Les gens ne sont pas d'accord sur le point de savoir si une plante ou un animal produit à l'aide de CRISPR devrait être considéré comme un OGM. Historiquement, le statut d'OGM ne s'applique qu'aux organismes transgéniques, ceux qui contiennent un gène qui n'a pas été inséré par une méthode d'amélioration des plantes traditionnelle.
CRISPR peut être utilisé pour couper un gène entier et le coller dans une plante, tout comme les enzymes de restriction et Agrobacterium. La plante transgénique résultante serait certainement considérée comme un OGM.
D'un autre côté, CRISPR peut être utilisé pour apporter des changements si petits et si subtils qu'il serait impossible de dire s'ils se sont produits naturellement. Par exemple, si CRISPR était utilisé pour remplacer un seul A par un G, ce changement serait indiscernable d'une mutation naturelle de A à G.
De toute évidence, le génie génétique est une question complexe. Il y a plusieurs façons de faire, et la limite entre les différentes méthodes peut être floue. Les applications potentielles du génie génétique sont encore plus diverses.

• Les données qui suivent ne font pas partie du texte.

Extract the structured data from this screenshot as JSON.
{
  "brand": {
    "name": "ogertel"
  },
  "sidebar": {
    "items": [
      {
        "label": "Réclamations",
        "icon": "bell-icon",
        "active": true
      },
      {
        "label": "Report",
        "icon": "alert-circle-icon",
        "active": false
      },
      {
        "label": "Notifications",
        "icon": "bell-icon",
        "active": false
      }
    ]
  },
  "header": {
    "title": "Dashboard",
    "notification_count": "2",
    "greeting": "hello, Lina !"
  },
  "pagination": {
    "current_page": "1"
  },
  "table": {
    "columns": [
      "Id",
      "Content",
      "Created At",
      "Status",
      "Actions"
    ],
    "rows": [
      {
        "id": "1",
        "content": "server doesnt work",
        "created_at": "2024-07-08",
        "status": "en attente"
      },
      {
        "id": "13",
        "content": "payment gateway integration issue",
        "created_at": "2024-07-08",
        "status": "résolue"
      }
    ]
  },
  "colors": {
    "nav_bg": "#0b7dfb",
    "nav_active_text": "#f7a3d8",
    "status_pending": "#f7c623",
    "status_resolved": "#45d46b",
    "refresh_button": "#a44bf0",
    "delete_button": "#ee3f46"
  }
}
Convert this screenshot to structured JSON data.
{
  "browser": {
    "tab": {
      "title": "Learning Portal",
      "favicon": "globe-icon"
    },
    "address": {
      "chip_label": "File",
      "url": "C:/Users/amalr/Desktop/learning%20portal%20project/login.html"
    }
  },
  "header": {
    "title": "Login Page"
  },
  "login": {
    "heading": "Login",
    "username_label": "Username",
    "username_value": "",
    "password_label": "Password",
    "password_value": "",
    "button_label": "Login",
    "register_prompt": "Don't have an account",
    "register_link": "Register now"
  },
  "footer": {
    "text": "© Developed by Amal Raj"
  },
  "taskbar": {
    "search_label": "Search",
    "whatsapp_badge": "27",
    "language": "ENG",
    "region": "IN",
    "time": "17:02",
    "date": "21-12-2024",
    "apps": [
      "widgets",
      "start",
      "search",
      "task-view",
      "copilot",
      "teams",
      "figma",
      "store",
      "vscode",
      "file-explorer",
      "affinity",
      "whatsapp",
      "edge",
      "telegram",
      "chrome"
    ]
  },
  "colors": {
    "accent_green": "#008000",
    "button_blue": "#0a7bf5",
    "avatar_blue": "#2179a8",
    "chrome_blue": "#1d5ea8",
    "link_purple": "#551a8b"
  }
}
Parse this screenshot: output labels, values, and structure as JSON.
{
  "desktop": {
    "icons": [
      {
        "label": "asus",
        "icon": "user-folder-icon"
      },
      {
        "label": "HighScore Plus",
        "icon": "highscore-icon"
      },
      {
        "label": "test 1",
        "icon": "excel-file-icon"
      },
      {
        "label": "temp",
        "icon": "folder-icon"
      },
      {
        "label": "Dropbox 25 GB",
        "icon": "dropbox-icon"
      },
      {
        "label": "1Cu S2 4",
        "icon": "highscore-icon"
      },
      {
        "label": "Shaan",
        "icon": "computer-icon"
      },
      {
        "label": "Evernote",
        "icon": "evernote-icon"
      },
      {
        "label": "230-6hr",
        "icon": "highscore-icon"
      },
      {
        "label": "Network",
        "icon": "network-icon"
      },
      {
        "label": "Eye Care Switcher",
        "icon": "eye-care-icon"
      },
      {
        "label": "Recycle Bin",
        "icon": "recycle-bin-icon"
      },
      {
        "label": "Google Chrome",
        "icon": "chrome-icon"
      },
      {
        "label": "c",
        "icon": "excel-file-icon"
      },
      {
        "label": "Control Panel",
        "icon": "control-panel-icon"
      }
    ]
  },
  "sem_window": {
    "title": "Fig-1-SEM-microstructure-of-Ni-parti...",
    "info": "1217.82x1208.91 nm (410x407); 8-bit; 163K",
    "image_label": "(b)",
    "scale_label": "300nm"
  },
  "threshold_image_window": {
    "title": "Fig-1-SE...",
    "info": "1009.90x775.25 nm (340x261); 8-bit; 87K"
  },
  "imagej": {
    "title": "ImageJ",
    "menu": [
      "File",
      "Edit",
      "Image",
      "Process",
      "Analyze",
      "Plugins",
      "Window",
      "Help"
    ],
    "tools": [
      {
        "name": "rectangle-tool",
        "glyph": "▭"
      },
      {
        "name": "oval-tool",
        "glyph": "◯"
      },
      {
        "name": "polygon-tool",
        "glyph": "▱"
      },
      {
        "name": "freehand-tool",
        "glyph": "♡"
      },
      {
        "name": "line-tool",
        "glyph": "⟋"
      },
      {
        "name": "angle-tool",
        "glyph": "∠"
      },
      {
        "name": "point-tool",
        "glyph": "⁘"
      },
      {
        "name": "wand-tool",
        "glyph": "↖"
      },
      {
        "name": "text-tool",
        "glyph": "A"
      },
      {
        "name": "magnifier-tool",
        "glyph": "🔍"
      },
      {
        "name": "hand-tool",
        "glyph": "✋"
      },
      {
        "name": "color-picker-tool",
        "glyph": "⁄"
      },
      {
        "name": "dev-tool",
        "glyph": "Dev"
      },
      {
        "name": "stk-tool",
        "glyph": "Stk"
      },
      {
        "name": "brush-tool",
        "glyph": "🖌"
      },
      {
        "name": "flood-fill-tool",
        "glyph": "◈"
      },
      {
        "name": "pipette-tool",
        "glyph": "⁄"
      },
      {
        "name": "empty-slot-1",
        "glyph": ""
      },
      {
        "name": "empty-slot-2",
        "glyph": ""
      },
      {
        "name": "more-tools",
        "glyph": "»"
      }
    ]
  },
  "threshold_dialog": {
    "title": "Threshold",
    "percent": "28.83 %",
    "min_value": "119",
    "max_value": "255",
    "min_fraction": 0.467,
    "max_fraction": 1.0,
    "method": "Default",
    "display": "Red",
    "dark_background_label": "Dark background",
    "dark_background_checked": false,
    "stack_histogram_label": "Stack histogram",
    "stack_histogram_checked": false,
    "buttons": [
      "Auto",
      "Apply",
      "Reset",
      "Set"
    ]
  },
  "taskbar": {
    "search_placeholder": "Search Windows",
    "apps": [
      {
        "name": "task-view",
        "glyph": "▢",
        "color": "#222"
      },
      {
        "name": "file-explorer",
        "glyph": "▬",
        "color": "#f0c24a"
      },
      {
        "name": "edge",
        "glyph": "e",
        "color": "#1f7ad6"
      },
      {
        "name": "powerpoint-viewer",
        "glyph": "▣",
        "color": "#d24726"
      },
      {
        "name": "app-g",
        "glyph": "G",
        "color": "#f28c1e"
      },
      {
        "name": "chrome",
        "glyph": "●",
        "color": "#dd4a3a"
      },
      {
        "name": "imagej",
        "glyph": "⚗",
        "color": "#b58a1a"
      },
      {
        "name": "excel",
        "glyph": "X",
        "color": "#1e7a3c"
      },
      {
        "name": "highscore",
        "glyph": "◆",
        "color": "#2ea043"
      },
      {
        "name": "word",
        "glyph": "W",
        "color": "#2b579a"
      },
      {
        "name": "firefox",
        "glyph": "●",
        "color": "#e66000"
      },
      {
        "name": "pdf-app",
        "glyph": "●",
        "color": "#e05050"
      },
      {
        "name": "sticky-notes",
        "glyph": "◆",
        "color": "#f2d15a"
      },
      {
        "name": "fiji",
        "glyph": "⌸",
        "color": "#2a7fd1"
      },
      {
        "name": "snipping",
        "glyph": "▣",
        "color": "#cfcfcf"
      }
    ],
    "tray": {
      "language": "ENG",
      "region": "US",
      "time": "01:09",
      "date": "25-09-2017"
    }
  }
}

Lorsque les parties prenantes se sont réunies pour la première fois à Asilomar pour discuter du génie génétique, leurs débats se sont concentrés sur les applications et sur la question de savoir si les produits qui en résultaient pouvaient être dangereux. La plupart des scientifiques s'accordent à dire que les débats d'aujourd'hui devraient se concentrer sur les applications spécifiques du génie génétique, et non sur le processus lui-même.
Après tout, le processus n'est pas nouveau. Les bactéries font du génie génétique sur elles-mêmes et leurs voisins depuis une éternité. Nous ne les avons rattrapées qu'il y a quelques décennies.